Gemeinderat Jürgen Leißner stellt den Antrag seiner Partei vor:

„Hiermit stellt die Fraktion der Bündnis 90/Die Grünen den Antrag auf die Aufnahme der Position „Barrierefreies Rathaus“ in die Haushaltsplanung 2026. Bisher ist es nicht möglich das Rathaus oder den Sitzungssaal barrierefrei zu erreichen. Die Türen sind nicht mit einem elektr. Türöffner versehen, so dass Personen mit Handicap, wie z.B. Rollstuhlfahrer, Personen mit Rollator, diese nicht öffnen können. Weiterhin ist der Sitzungssaal nicht erreichbar. Es fehlt eine Rampe, die auf die Ebene der Türe führt. Als Ansatz schlagen wir ein Budget von 30.000 € für Planung und Realisierung vor.“

Gemeinderat Bernd Rudolph teilt hierzu mit, dass ein solcher Antrag bereits im Jahr 2021 gestellt wurde und hier die Kosten auf 60.000 € beziffert wurden, was dazu geführt hatte, dies nicht zu realisieren.

Nach Diskussion im Gemeinderat wird der Antrag dahingehend von der Fraktion Bündnis 90/Die Grünen geändert, dass nicht eine Rampe gefordert wird, sondern eine Planung von Lösungsvarianten, die Abhilfe schaffen könnten. Das Budget von 30.000 € wird auf 20.000 € reduziert.

Bürgermeister Fischer stellt auch dies zur Abstimmung:

Beschluss:

Der Gemeinderat beschließt, den geänderten Antrag der Fraktion Bündnis 90/Die Grünen in die Haushaltsplanungen 2026 mit 20.000 € (HHSt. 060.9400) für die Planung einer barrierefreien Lösung aufzunehmen.

Abstimmungsergebnis: 14 : 0 angenommen

Geplante Vorgehensweise ab dem Haushalt 2027:

Nach Ende der Mittelanforderungen durch die Ämter und Feuerwehren (Ende Oktober) erhalten die Mitglieder des Gemeinderates diese Daten im Excel-Format. Die Datei beinhaltet das Rechnungsergebnis des Vorvorjahres, den Ansatz des Vorjahres und die vom Amt benötigten Mittel (nicht enthalten sind noch zu bildende Haushaltsreste).

Nach dem Jahreswechselerfolgt durch die Kämmerei in Absprache mit den Ämtern die Bildung der Haushaltsreste. Zudem wird nach dem Jahreswechsel auch eine vorläufige Jahresrechnung durchgeführt, die dann als Grundlage für Haushaltsstelle 910.3100 (Entnahme der Rücklage) dient. Mit diesen Zahlen können die Zuführungshaushaltsstellen befüllt und die vorläufige Entwicklung der Rücklage (HHStelle 910.9100) im Finanzplan dargestellt werden. Diese Daten werden in die Excel-Liste eingebaut und für die Haushaltsberatungen im Januar an die Mitglieder des Gemeinderats versendet (Haushalt – Stand: Mitte Januar (incl. HHResten + incl.vorlfg. Jahresrechnung).

Beschluss:

Der Gemeinderat beschließt, die geplante Vorgehensweise zur Haushaltsaufstellung ab dem Haushalt 2027 – wie vor beschrieben - abzuhandeln.

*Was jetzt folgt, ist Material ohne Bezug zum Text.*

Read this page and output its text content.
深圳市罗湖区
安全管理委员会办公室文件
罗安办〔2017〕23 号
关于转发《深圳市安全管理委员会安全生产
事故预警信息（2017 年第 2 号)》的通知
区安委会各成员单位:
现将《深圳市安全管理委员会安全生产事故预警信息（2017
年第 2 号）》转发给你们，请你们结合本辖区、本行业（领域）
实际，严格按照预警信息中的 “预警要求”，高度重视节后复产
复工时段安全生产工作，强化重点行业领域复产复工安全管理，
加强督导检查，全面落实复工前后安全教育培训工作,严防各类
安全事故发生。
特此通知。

Abstimmungsergebnis: 14 : 0 angenommen

In der Hauptausschusssitzung am 10.02.2026 wird der Haushalt dann in der vorgeschriebenen Form (CIP) vorgestellt; die Beschlussfassung über den Haushalt 2026 soll dann in der Sitzung des Gemeinderates am 24.02.2026 erfolgen.